Isle of Wight Observer January 19 1901

THE SOLENT TUNNEL – The Electrical Review says:”The length of the intended tunnel under the Solent will be about two miles 500 yards, and as the estimated expense of constructing this tunnel is exceptionally large it is proposed to ask for power to charge in respect of this tunnel as for a distance of twelve miles. The proposed railway throughout its entire length is intended to be worked by electrical power, and, with the consent of the London and South Western Railway Company and the Freshwater, Yarmouth and Newport Railway, the traffic from the proposed railway may continue to be worked by electrical power over those systems into Brockenhurst Station and into Freshwater and Newport Stations.

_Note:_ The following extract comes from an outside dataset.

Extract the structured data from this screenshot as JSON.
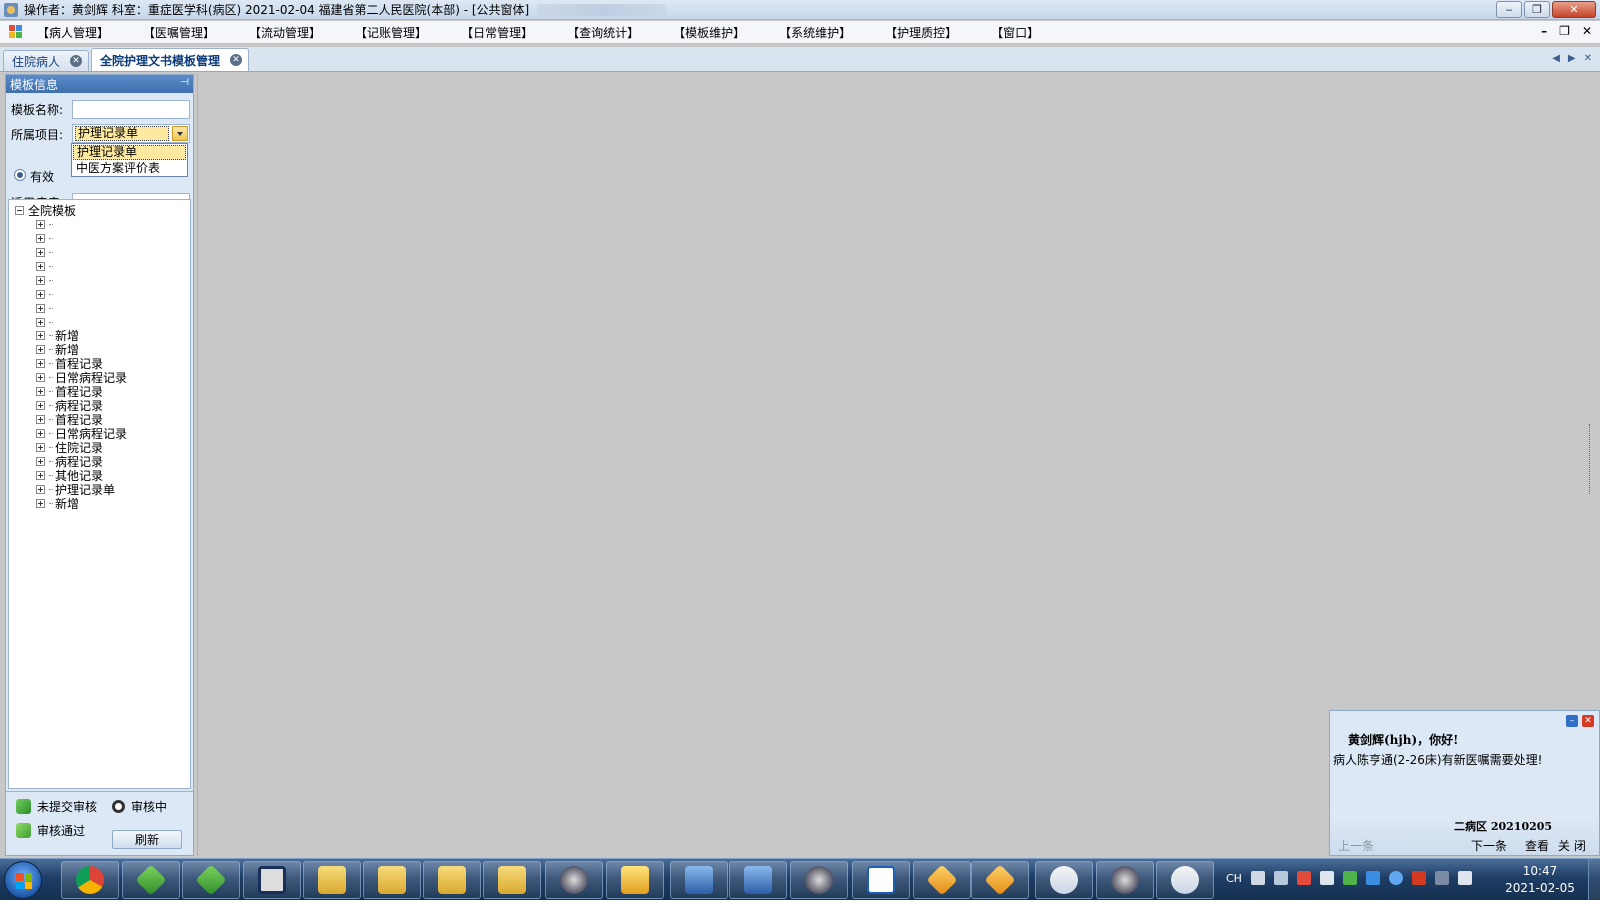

Running powers are also sought over the Isle of Wight Central Railway and over the Newport, Godshill and St Lawrence Railway. The capital of the company is to be £600,000.

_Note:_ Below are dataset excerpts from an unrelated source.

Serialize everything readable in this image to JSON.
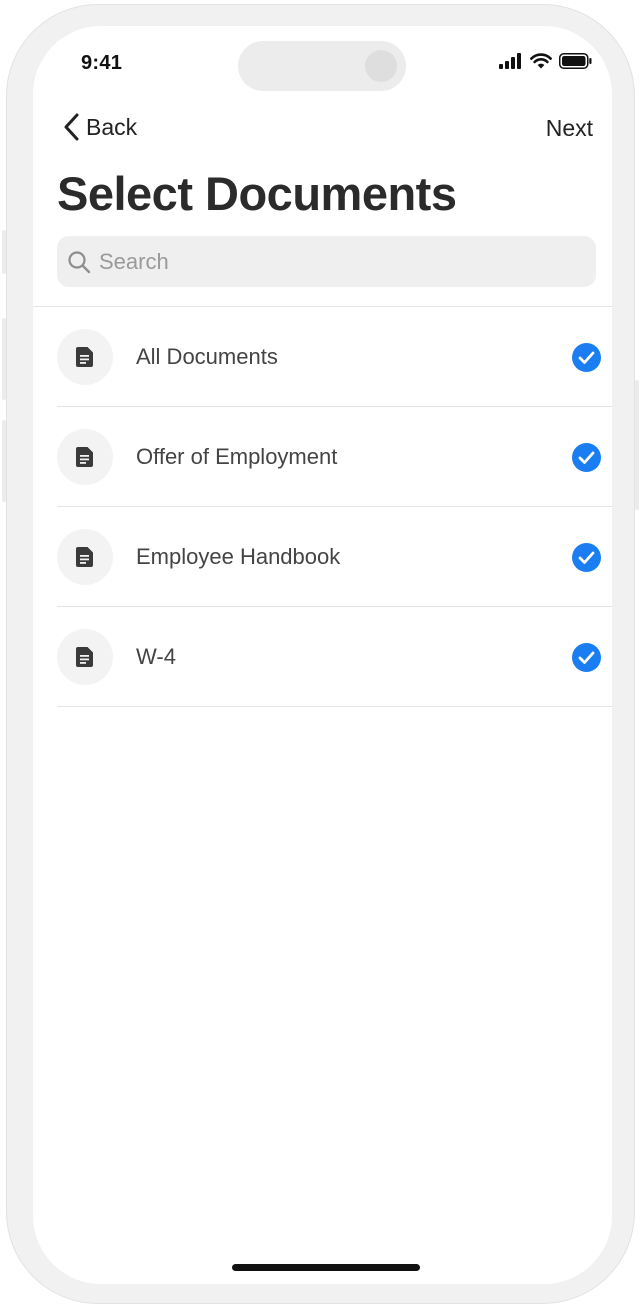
{
  "status_bar": {
    "time": "9:41",
    "icons": [
      "cellular-signal-icon",
      "wifi-icon",
      "battery-icon"
    ]
  },
  "nav": {
    "back_label": "Back",
    "next_label": "Next"
  },
  "page": {
    "title": "Select Documents"
  },
  "search": {
    "placeholder": "Search",
    "value": ""
  },
  "documents": [
    {
      "label": "All Documents",
      "selected": true,
      "icon": "document-icon"
    },
    {
      "label": "Offer of Employment",
      "selected": true,
      "icon": "document-icon"
    },
    {
      "label": "Employee Handbook",
      "selected": true,
      "icon": "document-icon"
    },
    {
      "label": "W-4",
      "selected": true,
      "icon": "document-icon"
    }
  ],
  "colors": {
    "accent": "#1a7ef2",
    "text_primary": "#2b2b2b",
    "divider": "#e4e4e4"
  }
}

Isle of Wight Observer January 2 1904

THE SOLENT TUNNEL SCHEME – The promoters of the South Western and Isle of Wight Junction Railway are applying to Parliament next Session for an extension of time until the 26th of July, 1906, within which to acquire all the lands necessary for the construction of the railway tunnel from Lymington, under the Solent to Freshwater. An extension of time is also sought within which to construct this railway until July, 1911, which is three years beyond the time granted by Parliament when the scheme was sanctioned in 1901.

Isle of Wight Observer October 5 1918

Like the sea serpent and the enormous gooseberry, the Solent Tunnel comes to the fore again after a more than usually prolonged silence. There is no doubt that the tunnel would be an immense advantage to the Island generally, especially in the winter time, but in our opinion it should be made (when it is undertaken) from the neighbourhood of Portsmouth or Gosport to the shore at Ryde, where a really available link-up could be effected with the various railways of the Island. Until such an undertaking is accomplished the problem of through communication must always remain in a more or less disjointed condition, and the Island will suffer in consequence. In these days when millions of pounds are so lightly spoken of, and so freely – and sometimes carelessly – spent it should not be a matter of impracticality to forge this “missing link” with the mainland.

Western Times – March 14 1930

The proposed Solent tunnel was finally dismissed by IOW County Council as financially impracticable.